I’ve been slowly reading Madeliene L’Engle’s A Circle of Quiet. The book is made up of lovely ramblings of her life in the country with her family and as a writer. She weaves words of wisdom throughout its pages. I wanted to steal the title of the book for the blog, but “A Circle of Quiet” was already taken. That’s probably a good thing, because I don’t want to go to prison for copyright infringement (I think that’s what the charge would be). Then, Circle of Quiet was taken, too. So I thought, The Circle of Quiet or My Circle of Quiet. Both of those sounded like they should end with an exclamation point and an arrow pointed towards me. Not quite the kind of title I was going for. So, I landed on This Circle of Quiet. I like what it conveys. And, even though I don’t really think it describes me very well, its what I’m going for this year. And, moving to the country, we are quite literally moving into a quieter space.

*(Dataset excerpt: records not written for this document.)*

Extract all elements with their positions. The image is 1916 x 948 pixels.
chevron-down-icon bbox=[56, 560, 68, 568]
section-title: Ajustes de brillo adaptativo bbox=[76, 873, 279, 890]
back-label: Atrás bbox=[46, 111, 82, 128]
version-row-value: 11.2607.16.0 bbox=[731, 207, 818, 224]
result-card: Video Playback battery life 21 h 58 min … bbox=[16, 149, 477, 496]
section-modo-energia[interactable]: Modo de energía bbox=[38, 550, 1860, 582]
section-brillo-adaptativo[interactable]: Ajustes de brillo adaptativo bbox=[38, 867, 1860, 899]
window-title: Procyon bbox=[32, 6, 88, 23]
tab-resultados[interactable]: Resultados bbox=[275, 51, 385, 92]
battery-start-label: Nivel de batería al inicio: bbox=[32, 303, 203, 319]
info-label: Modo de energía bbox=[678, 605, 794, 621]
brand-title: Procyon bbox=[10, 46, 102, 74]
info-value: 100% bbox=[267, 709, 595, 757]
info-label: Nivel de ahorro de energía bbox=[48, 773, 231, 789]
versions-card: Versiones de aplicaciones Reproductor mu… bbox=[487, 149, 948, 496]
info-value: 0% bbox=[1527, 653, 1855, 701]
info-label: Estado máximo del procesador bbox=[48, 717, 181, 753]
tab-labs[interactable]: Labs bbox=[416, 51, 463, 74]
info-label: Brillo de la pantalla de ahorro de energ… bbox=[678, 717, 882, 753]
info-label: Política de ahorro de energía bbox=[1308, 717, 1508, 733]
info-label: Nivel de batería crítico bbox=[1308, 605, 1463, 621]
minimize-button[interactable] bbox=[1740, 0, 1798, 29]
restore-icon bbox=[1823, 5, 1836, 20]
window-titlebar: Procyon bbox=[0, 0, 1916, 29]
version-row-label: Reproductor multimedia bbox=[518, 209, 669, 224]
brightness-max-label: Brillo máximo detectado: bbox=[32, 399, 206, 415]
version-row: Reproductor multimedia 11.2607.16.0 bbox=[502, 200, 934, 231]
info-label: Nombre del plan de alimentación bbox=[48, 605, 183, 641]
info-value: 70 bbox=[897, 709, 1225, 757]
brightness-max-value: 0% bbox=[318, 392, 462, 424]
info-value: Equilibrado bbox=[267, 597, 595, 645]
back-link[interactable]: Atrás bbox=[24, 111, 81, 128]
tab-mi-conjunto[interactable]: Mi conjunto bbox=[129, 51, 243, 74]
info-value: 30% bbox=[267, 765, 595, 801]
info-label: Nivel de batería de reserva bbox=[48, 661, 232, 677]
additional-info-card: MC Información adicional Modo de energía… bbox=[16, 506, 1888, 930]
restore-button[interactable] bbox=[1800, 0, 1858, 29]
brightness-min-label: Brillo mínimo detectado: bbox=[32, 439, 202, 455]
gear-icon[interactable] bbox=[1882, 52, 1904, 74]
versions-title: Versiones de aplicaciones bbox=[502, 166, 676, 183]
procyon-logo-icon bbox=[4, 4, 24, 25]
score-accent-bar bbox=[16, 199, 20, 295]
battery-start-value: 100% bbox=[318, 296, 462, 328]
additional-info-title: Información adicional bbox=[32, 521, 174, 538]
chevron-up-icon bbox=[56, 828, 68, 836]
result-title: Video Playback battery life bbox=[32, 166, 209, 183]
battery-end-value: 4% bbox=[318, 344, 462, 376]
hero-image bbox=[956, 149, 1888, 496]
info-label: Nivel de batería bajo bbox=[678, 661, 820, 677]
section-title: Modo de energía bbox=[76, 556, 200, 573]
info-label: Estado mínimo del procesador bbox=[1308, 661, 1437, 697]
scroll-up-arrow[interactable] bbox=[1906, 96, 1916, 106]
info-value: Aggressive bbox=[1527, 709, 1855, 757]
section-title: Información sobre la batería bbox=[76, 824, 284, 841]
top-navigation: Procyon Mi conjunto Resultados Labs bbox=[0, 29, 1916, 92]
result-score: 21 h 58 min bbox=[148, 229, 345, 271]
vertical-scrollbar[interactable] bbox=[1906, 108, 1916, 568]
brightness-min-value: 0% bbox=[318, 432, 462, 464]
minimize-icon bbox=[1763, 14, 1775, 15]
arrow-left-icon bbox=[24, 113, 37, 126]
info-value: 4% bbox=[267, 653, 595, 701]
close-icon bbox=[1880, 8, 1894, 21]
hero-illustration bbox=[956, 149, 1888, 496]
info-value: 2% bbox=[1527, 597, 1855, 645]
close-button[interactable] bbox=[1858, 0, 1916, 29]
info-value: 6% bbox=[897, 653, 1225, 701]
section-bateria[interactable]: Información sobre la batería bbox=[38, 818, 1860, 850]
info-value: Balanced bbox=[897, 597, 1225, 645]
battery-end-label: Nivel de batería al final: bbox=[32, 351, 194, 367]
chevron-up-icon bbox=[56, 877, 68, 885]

This year, I would like to have quiet on the inside as well as the outside. One way to take a step towards this is to get off Team Shame. Huh? you ask. Team Shame is the arch-rival of Team Grace. Here’s some examples of the running thoughts of Team Shame: “I should be doing ___,” (lots of thoughts begin with I should), “I feel really bad for (this thing that I did or didn’t do),” and “Why am I not more like (this random person that is prettier, skinnier, smarter, funnier, etc.) than me?” Basically, Team Shame focuses on what you don’t have, don’t do, should be, shouldn’t do, and lives there forever. I’m being a bit lighthearted about this, but I know that it is how many people live and think and work and play. Me included. So, this is the year, that I move from Team Shame to Team Grace. The thought processes of Team Grace are more like: “I didn’t do that, but that’s okay,” “Here friends, take a second helping, there will always be enough,” and “I’m so happy for that pretty, skinny, smart, funny person, and, hey, I’ve got some good things going for me, too.” The thoughts may begin similarly to those of Team Shame, but they end very differently. Their thoughts end with some form of “Its okay.” I think surgery, a brain transplant specifically, may be required to move me from Team Shame to Team Grace, but I’m ready. Thankfully, Gregg and several dear friends of mine are key members of Team Grace. They’re trying their best to recruit me.
I’m not sure what this surgery/recruitment process will look like. I think it involves praying, catching myself at the beginning of Team Shame thought runs, and I’m sure there’s more, but that’s all I’ve got for now.